Due to the complexity of implementing this capability, we will not be able to work on it within the 2.4 roadmap, where we have already planned the initiatives that will help us achieve our product strategy and business goals for this release.
Please follow the next comment -
25 Jun, '24
Mohamed Saleh AdminWe therefore recommend that you look at the Automated Downtimes package from our partner SVA - a “service dependencies light feature”, which provides the ability to automate the setting of downtime on hosts and services depending on the state of other hosts/services. You can find details and download the MKP here, and we also encourage you to watch SVA's talk about the functionality in their presentation at our Checkmk Conference #10 here.
Warm Regards,
Your Checkmk Team -
24 Nov, '24
MHi, as so many want that it would be definitely something to put on next roadmap. I can understand if there are other things you are also work on but it sounded like you not even want to put in future releases or on your to-do list. But maybe I understood it wrong.. (But I still cannot understand the priority of a mobile app - but ok)

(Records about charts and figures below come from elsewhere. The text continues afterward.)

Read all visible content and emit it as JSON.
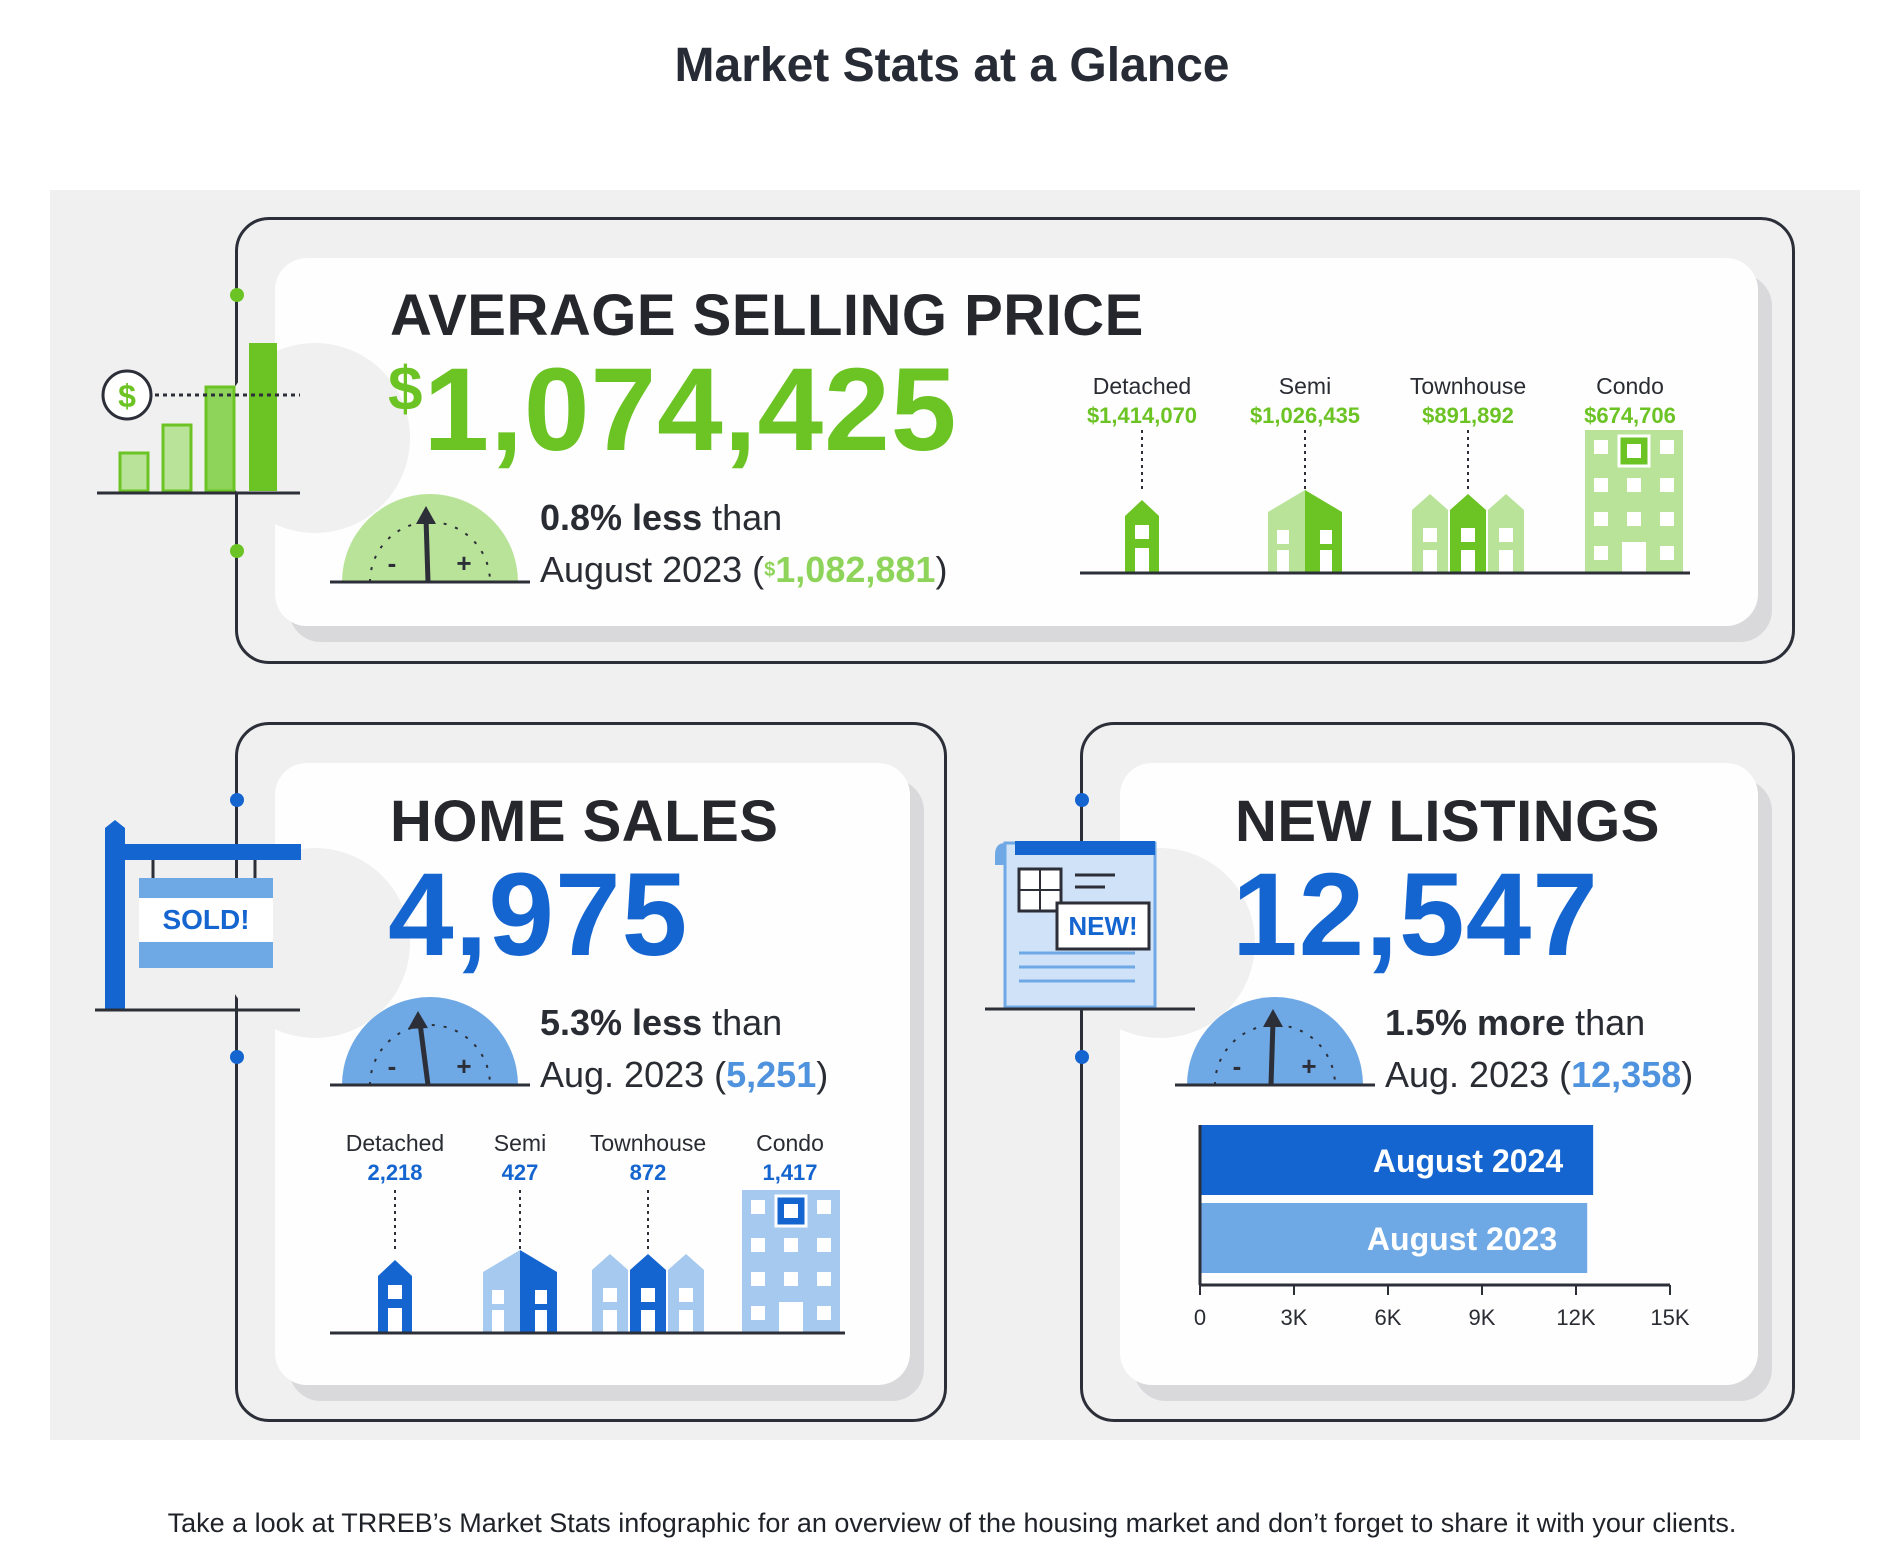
{
  "page": {
    "title": "Market Stats at a Glance",
    "footer": "Take a look at TRREB’s Market Stats infographic for an overview of the housing market and don’t forget to share it with your clients."
  },
  "colors": {
    "green": "#6cc324",
    "green_light": "#b9e399",
    "blue": "#1565d0",
    "blue_light": "#6ea9e6",
    "dark": "#2c2f38",
    "panel_bg": "#f0f0f1"
  },
  "price": {
    "heading": "AVERAGE SELLING PRICE",
    "currency": "$",
    "value": "1,074,425",
    "change_pct": "0.8% less",
    "change_word": "than",
    "prev_label": "August 2023 (",
    "prev_currency": "$",
    "prev_value": "1,082,881",
    "prev_close": ")",
    "gauge_minus": "-",
    "gauge_plus": "+",
    "icon": "dollar-bar-chart-icon",
    "types": [
      {
        "label": "Detached",
        "value": "$1,414,070"
      },
      {
        "label": "Semi",
        "value": "$1,026,435"
      },
      {
        "label": "Townhouse",
        "value": "$891,892"
      },
      {
        "label": "Condo",
        "value": "$674,706"
      }
    ]
  },
  "sales": {
    "heading": "HOME SALES",
    "value": "4,975",
    "change_pct": "5.3% less",
    "change_word": "than",
    "prev_label": "Aug. 2023 (",
    "prev_value": "5,251",
    "prev_close": ")",
    "sign_text": "SOLD!",
    "icon": "sold-sign-icon",
    "types": [
      {
        "label": "Detached",
        "value": "2,218"
      },
      {
        "label": "Semi",
        "value": "427"
      },
      {
        "label": "Townhouse",
        "value": "872"
      },
      {
        "label": "Condo",
        "value": "1,417"
      }
    ]
  },
  "listings": {
    "heading": "NEW LISTINGS",
    "value": "12,547",
    "change_pct": "1.5% more",
    "change_word": "than",
    "prev_label": "Aug. 2023 (",
    "prev_value": "12,358",
    "prev_close": ")",
    "badge_text": "NEW!",
    "icon": "new-listing-document-icon"
  },
  "chart_data": {
    "type": "bar",
    "orientation": "horizontal",
    "categories": [
      "August 2024",
      "August 2023"
    ],
    "values": [
      12547,
      12358
    ],
    "colors": [
      "#1565d0",
      "#6ea9e6"
    ],
    "xlim": [
      0,
      15000
    ],
    "xticks": [
      "0",
      "3K",
      "6K",
      "9K",
      "12K",
      "15K"
    ],
    "grid": false
  }
}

It is not just about setting downtime but also to visualise things. It would also be cool if there are dependencies automatically discovered. For example maybe it could be possible to put a description on a switch port which got the FQDN of a host and which matches automatically with the host and puts a dependency only to that service and not the whole switch. Yes I know that it is not straight forward because then also the relation of another switch has to be checked and putting that all manually in BI would be too much. Just an idea. -
13 Jan, '25
LeonThought I would bump this to show my support for it. This is something we would make good use of and I'm sure it would apply to other organisations.
An example would be to have a parent child relationship between an ESXi host and it's associated services monitored on the vCenter. Presently we have an issue where we still see the vc services alert during host patching. While I have explained to the team how these can be suppressed, the time taken on a per host basis to do this is too much for such a regular and already time consuming task. It would be great to have the downtimes extend from the host to a defined set of services to prevent this and reduce the number of false alerts we see!
Fingers crossed for 2.5? -
14 Feb, '25
Alex FloreaFeature is on demand since 2022, 3 years later and its not even on the roadmap.
BIG disappointment tribe !!! -
05 Dec, '25
WayneAny update on this? My routers never go down, but the wan circuits do which causes everything at the site to alert.